Back to the Habit approach to personalized nutrition. It is the interactions between our carbohydrate metabolism and our metabolism of fats and proteins that Habit’s ‘metabolic challenge beverage’ seeks to explore. And they make use of the emerging science of metabolomics – “the systematic study of the unique chemical fingerprints that specific cellular processes leave behind," - the study of small-molecule metabolite profiles. Habit’s challenge beverage contains a variety of sugars, fats, and proteins; it is designed to model a typical breakfast. A paper looking at the metabolic response to a similar challenge beverage identified six different time curves of metabolites’ concentrations. [1]
For example, about 30% of the challenge consists of carbohydrates, which cause a temporary increase in glucose (Curve 1) and insulin, as one would expect, with a slightly greater prolongation of insulin’s time course. (Curve 2). Again, from a describing or modeling point of view, it seems to me, that the information we can learn from this test is more robust than a simple OGGT.
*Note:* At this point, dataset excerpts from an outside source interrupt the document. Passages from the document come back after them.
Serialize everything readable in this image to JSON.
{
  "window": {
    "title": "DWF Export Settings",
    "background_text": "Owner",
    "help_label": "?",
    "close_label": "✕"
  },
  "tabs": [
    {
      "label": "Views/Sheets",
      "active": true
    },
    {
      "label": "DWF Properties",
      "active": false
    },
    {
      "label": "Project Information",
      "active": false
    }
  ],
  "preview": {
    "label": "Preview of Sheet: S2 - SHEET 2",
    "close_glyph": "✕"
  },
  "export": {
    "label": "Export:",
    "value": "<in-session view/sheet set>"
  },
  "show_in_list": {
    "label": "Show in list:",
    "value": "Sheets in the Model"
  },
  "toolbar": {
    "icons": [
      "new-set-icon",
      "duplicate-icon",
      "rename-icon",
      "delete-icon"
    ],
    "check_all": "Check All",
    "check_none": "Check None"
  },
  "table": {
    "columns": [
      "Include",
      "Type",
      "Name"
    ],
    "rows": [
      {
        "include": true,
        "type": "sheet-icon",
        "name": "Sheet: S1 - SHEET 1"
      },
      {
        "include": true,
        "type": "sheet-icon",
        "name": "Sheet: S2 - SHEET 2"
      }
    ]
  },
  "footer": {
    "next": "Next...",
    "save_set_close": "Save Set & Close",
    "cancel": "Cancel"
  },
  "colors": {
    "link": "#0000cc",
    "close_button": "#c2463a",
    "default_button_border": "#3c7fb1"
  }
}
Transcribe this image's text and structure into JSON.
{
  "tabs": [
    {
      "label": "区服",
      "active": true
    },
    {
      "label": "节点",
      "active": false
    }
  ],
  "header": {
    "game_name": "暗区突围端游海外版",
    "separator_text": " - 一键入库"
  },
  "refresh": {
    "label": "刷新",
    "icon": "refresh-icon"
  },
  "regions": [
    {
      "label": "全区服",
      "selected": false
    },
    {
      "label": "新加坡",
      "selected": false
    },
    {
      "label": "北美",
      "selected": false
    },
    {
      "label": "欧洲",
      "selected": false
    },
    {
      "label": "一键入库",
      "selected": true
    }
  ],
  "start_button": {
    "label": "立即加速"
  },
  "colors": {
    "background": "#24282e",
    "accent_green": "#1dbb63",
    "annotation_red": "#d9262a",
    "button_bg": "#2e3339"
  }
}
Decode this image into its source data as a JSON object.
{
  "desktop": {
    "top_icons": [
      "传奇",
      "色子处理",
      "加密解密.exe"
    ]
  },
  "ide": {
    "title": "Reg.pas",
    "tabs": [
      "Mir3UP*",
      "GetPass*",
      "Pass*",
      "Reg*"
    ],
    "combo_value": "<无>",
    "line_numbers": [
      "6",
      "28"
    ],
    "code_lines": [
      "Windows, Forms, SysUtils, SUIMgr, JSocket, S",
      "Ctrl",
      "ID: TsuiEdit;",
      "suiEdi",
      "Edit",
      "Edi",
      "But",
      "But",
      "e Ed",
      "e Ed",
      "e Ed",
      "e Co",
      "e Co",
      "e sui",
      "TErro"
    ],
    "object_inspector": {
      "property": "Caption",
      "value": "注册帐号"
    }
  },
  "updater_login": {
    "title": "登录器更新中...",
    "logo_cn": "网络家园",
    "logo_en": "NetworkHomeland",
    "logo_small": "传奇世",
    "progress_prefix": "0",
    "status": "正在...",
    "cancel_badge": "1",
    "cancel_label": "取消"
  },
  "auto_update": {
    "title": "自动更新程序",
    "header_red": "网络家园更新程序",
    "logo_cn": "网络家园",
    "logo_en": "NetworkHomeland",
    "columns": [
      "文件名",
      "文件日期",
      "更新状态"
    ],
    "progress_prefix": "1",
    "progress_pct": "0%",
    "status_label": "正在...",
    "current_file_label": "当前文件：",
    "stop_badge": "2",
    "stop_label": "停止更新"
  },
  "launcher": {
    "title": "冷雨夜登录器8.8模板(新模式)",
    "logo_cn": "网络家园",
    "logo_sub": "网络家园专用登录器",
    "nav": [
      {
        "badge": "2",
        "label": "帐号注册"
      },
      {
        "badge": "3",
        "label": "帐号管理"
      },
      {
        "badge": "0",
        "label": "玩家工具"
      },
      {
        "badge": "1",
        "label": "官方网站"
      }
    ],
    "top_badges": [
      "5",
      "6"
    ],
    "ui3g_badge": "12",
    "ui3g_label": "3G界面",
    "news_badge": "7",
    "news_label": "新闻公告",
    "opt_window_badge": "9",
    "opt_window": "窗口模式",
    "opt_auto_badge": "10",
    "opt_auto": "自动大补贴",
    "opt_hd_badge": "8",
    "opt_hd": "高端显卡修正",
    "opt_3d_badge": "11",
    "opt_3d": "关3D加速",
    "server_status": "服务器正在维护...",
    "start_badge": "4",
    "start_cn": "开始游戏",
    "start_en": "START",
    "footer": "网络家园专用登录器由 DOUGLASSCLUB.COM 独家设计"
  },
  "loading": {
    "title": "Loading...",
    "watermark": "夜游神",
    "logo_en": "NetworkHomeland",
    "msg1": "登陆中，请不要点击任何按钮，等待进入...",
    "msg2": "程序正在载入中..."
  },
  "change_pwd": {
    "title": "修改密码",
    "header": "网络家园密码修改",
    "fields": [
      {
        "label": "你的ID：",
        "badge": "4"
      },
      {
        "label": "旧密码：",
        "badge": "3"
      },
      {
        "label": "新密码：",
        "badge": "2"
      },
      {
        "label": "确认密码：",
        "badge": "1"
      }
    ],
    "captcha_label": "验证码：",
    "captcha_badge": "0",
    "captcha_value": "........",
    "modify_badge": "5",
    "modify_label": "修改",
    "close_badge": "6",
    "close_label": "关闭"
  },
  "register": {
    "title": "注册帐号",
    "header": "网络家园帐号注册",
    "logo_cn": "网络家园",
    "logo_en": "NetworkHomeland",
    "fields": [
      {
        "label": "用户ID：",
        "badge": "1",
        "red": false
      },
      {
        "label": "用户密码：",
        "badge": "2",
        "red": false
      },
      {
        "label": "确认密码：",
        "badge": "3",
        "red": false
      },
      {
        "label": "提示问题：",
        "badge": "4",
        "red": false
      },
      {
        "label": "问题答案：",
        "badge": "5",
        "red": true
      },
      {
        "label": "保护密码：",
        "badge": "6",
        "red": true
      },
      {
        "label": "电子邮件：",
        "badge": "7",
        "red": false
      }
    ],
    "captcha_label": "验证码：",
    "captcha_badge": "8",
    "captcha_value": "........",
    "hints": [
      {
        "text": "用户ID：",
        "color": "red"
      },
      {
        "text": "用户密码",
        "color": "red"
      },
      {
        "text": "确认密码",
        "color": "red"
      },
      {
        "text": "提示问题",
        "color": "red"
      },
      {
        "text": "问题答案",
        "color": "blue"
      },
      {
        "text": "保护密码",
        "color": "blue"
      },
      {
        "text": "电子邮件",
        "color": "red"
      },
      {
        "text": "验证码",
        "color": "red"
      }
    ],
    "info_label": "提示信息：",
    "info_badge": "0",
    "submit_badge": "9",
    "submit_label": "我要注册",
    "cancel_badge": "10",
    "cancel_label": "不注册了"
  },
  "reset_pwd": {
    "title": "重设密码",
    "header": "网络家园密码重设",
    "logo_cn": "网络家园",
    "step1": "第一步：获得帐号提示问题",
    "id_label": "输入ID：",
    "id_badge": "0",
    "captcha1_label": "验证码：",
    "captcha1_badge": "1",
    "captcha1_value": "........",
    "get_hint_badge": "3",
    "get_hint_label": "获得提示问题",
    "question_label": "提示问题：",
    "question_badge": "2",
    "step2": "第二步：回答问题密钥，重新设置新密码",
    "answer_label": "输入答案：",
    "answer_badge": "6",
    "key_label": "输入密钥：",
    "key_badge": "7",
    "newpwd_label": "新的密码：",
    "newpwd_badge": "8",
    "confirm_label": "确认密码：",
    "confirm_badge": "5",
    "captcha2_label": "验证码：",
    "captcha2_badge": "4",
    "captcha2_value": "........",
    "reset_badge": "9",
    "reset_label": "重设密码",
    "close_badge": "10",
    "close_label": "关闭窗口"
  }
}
We see a greater portion of our true, dare I say holistic, metabolic activity.
The combined interactions, which we summarize as our metabolism, “maintains a well-orchestrated machinery allowing the organism to adapt to the continuously changing environment of which food takes a major share.” These interactions in the metabolism of carbohydrates, fats, and proteins are described as “phenotypic flexibility" . Taken in this way, the OGTT is a “measure of the individual’s flexibility to switch from a catabolic [fasting] to an anabolic [fed] state.” Habit uses a model of phenotypic flexibility in making their nutritional recommendations.
The results of Habit’s recommendations, while based on the science underlying metabolomics, has not been published (although some original papers are anticipated in the next few months). But before consigning their claims to smoke and mirrors, can this level of personalization of dietary recommendations make a difference? The answer to that lies in the last part of our series.
NOTE:
[1] Here is the complete version of the metabolic time curves.
Each curve contains unique metabolites and 
similar patterns of concentration over time.
Metabolites in group 3 decline and recover, group 4 metabolites steadily decline.
Groups 5 and 6 both show increasing concentrations but group 6 changes demonstrate a lag time before concentrations increase.